Boob job! Boob job!
So we’re standing at the end of my driveway watching our children play in the street…
OK, simmer down, now: our neighborhood is surrounded by conservation land; the only cars on the street belong to people who live here, all of whom drive at a max of 2 mph. (Except that annoying woman on Stacey’s street who’s been here a million years and never wanted those newfangled stop signs in the first place. But we always know when she’s coming — you can see the flying monkeys a mile away.) Also I live on a side street with four houses on it. And the driveway is gravel, no good for scooters and sidewalk chalk. So back off, man!
Anyway, we’re standing at the end of my driveway watching our children play in the street and Stacey says offhandedly “So I’m going in for the surgery next week.” Uhhh… wha? And she looks at me with that look, like, where the hell have you been, dude? “My reconstruction! Or reduction. Or whatever.”
“Well, I didn’t know about that. You have to tell me these things!”
“It’s been in the plans forever, I thought you knew about it!”
“Well I didn’t know it was happening NOW!”
“Well, you should have!”
“Well… you broke my pink Matchbox jeep!”
“I did not, that was Matt Alford across the street, and it happened when you were FIVE! Get over it!”
So I run out for a few therapy sessions about the pink jeep and when I come back Stacey tells me about the surgery. Which has, in fact, been planned all along (I did remember that much.)
When they did the tram flap after the mastectomy, they used (as you may recall) a pound of flesh from Stacey’s tum tum to reconstruct the left breast.

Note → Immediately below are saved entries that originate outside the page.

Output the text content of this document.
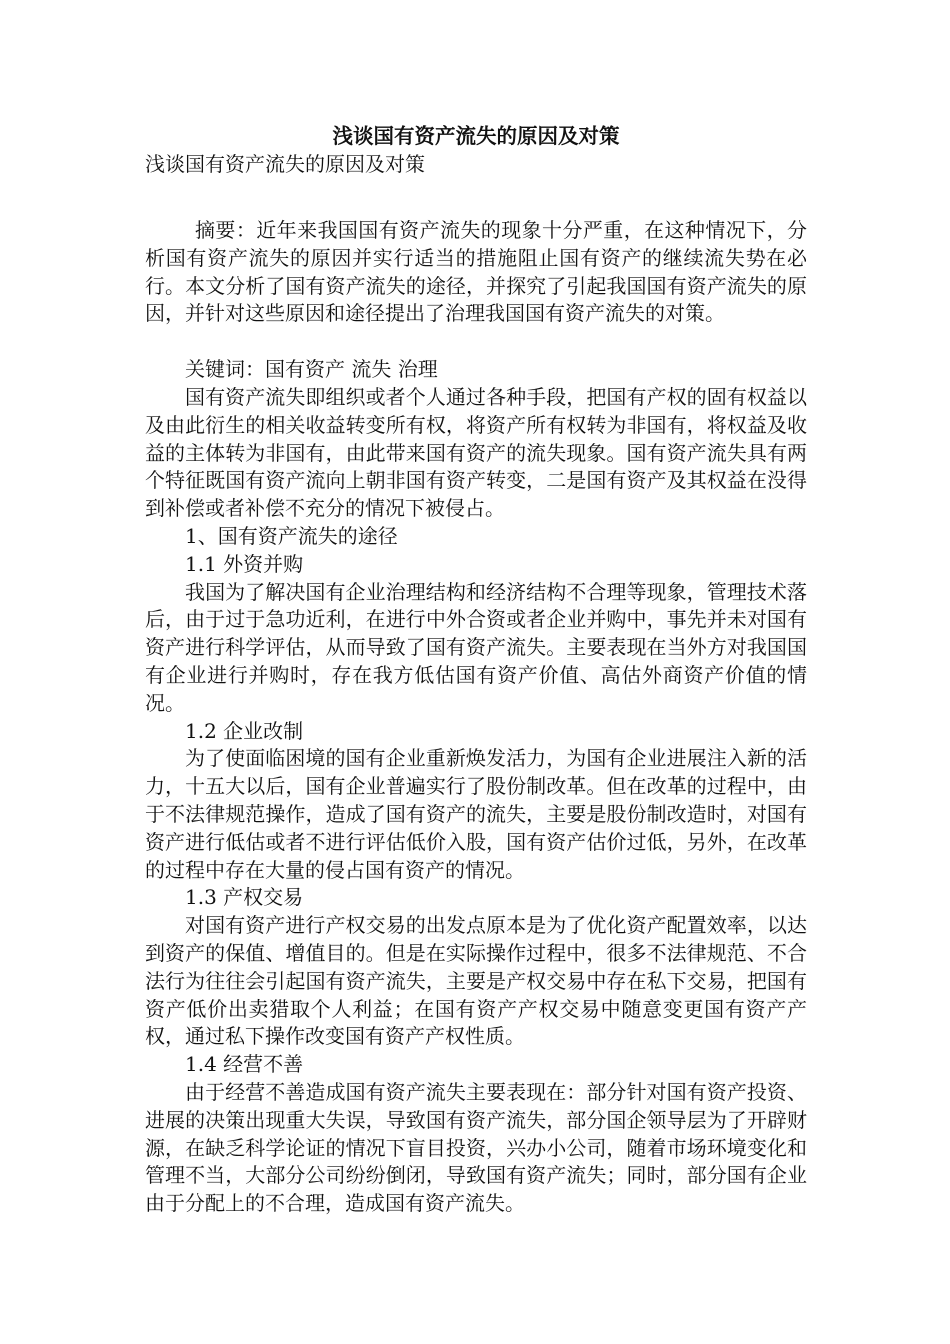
浅谈国有资产流失的原因及对策

浅谈国有资产流失的原因及对策

摘要：近年来我国国有资产流失的现象十分严重，在这种情况下，分析国有资产流失的原因并实行适当的措施阻止国有资产的继续流失势在必行。本文分析了国有资产流失的途径，并探究了引起我国国有资产流失的原因，并针对这些原因和途径提出了治理我国国有资产流失的对策。

关键词：国有资产 流失 治理

国有资产流失即组织或者个人通过各种手段，把国有产权的固有权益以及由此衍生的相关收益转变所有权，将资产所有权转为非国有，将权益及收益的主体转为非国有，由此带来国有资产的流失现象。国有资产流失具有两个特征既国有资产流向上朝非国有资产转变，二是国有资产及其权益在没得到补偿或者补偿不充分的情况下被侵占。

1、国有资产流失的途径

1.1 外资并购

我国为了解决国有企业治理结构和经济结构不合理等现象，管理技术落后，由于过于急功近利，在进行中外合资或者企业并购中，事先并未对国有资产进行科学评估，从而导致了国有资产流失。主要表现在当外方对我国国有企业进行并购时，存在我方低估国有资产价值、高估外商资产价值的情况。

1.2 企业改制

为了使面临困境的国有企业重新焕发活力，为国有企业进展注入新的活力，十五大以后，国有企业普遍实行了股份制改革。但在改革的过程中，由于不法律规范操作，造成了国有资产的流失，主要是股份制改造时，对国有资产进行低估或者不进行评估低价入股，国有资产估价过低，另外，在改革的过程中存在大量的侵占国有资产的情况。

1.3 产权交易

对国有资产进行产权交易的出发点原本是为了优化资产配置效率，以达到资产的保值、增值目的。但是在实际操作过程中，很多不法律规范、不合法行为往往会引起国有资产流失，主要是产权交易中存在私下交易，把国有资产低价出卖猎取个人利益；在国有资产产权交易中随意变更国有资产产权，通过私下操作改变国有资产产权性质。

1.4 经营不善

由于经营不善造成国有资产流失主要表现在：部分针对国有资产投资、进展的决策出现重大失误，导致国有资产流失，部分国企领导层为了开辟财源，在缺乏科学论证的情况下盲目投资，兴办小公司，随着市场环境变化和管理不当，大部分公司纷纷倒闭，导致国有资产流失；同时，部分国有企业由于分配上的不合理，造成国有资产流失。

And although SHE (not I, she) said at the time that her tum tum was a plenty ample source, the new boob is smaller and perkier than the right. Also it has decidedly NOT been used to breastfeed two children. The other one, uh, isn’t. And has.
So, God bless health insurance, Stacey gets a boob job! Because you can’t walk around with one boob bigger than the other, oh heavens no! (Never mind the fact that perfectly symmetrical boobs come only in blister packs.) The surgery is scheduled for Thursday; tune in to The Stacey Report for all the eewy updates!
My comment is: please update this site. Also, please remind people that Stacey is currently unemployed and would like that situation to end. Give her a job, people!
Uh, after the Olympics, that is. Don’t want to interfere with the Olympic watching schedule.